In [None]:
import pandas as pd 
import numpy as np
pd.set_option("display.max_rows", None, "display.max_columns", None)

Dataset from: [https://www.kaggle.com/c/jane-street-market-prediction/overview](http://)

From the problem description we get:
    
*In general, if one is able to generate a highly predictive model which selects the right trades to execute, 
they would also be playing an important role in sending the market signals that push prices closer to “fair” values. 
That is, a better model will mean the market will be more efficient going forward. However, developing good 
models will be challenging for many reasons, including a very low signal-to-noise ratio, <b>potential redundancy, 
strong feature correlation</b>, and difficulty of coming up with a proper mathematical formulation.***
    
So I thought it could be interesting to find and remove some of these highly correlated features in the dataset.

In [None]:
# Read data
df = pd.read_csv('/kaggle/input/jane-street-market-prediction/train.csv')


### Features Correlation

In [None]:
# check overall correlations
corr = df.corr()
corr.style.background_gradient(cmap='coolwarm')

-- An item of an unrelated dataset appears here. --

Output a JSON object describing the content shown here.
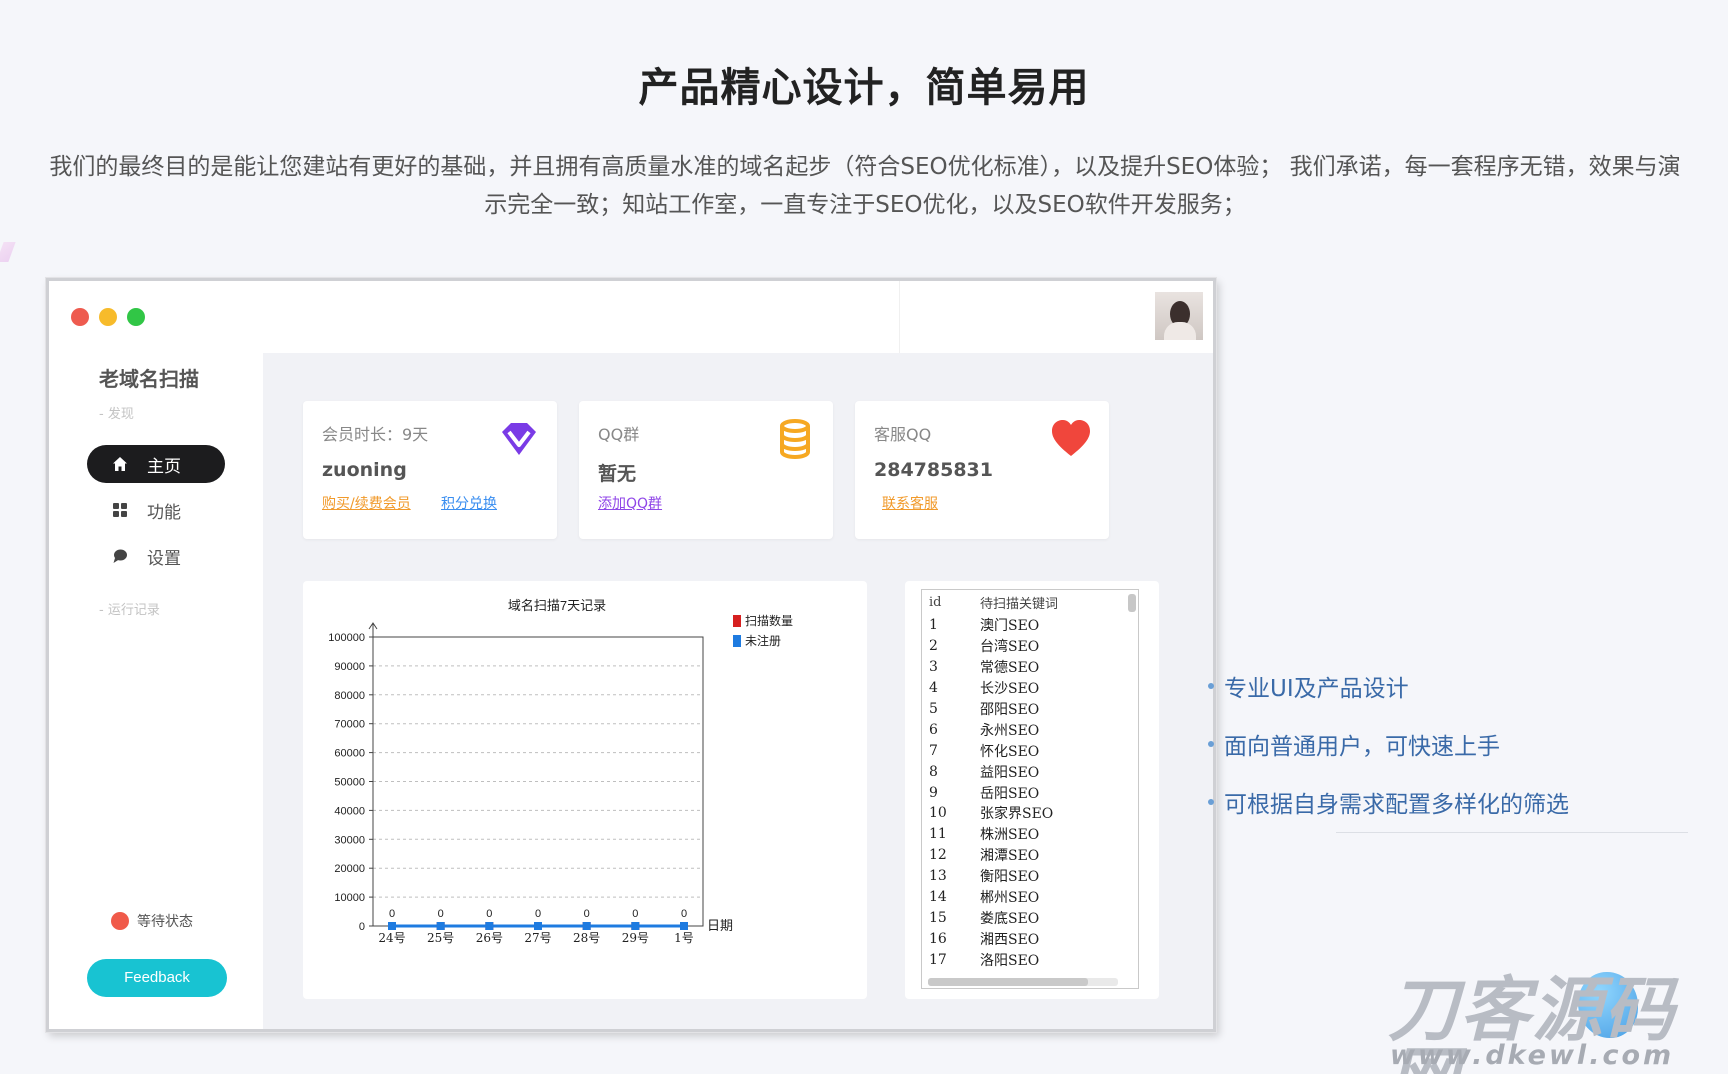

### Find features with correlation higher than 0.9

In [None]:
corr_values = corr.abs()
upper_triangle_matrix = corr_values.where(np.triu(np.ones(corr_values.shape), k=1).astype(np.bool))

# Find features with correlation greater than 0.9
cols_to_drop = [column for column in upper_triangle_matrix.columns if any(upper_triangle_matrix[column] > 0.9)]

cols_to_drop

In [None]:
# we don't want to drop 'ts_id' or 'resp'
cols_to_drop.pop(0)
cols_to_drop.pop()
cols_to_drop

### Drop columns

In [None]:
# Drop features 
df = df.drop(cols_to_drop, axis=1)

# Show new dataframe
df.head()

### Check new feature correlation matrix

In [None]:
# check overall correlations
corr = df.corr()
corr.style.background_gradient(cmap='coolwarm')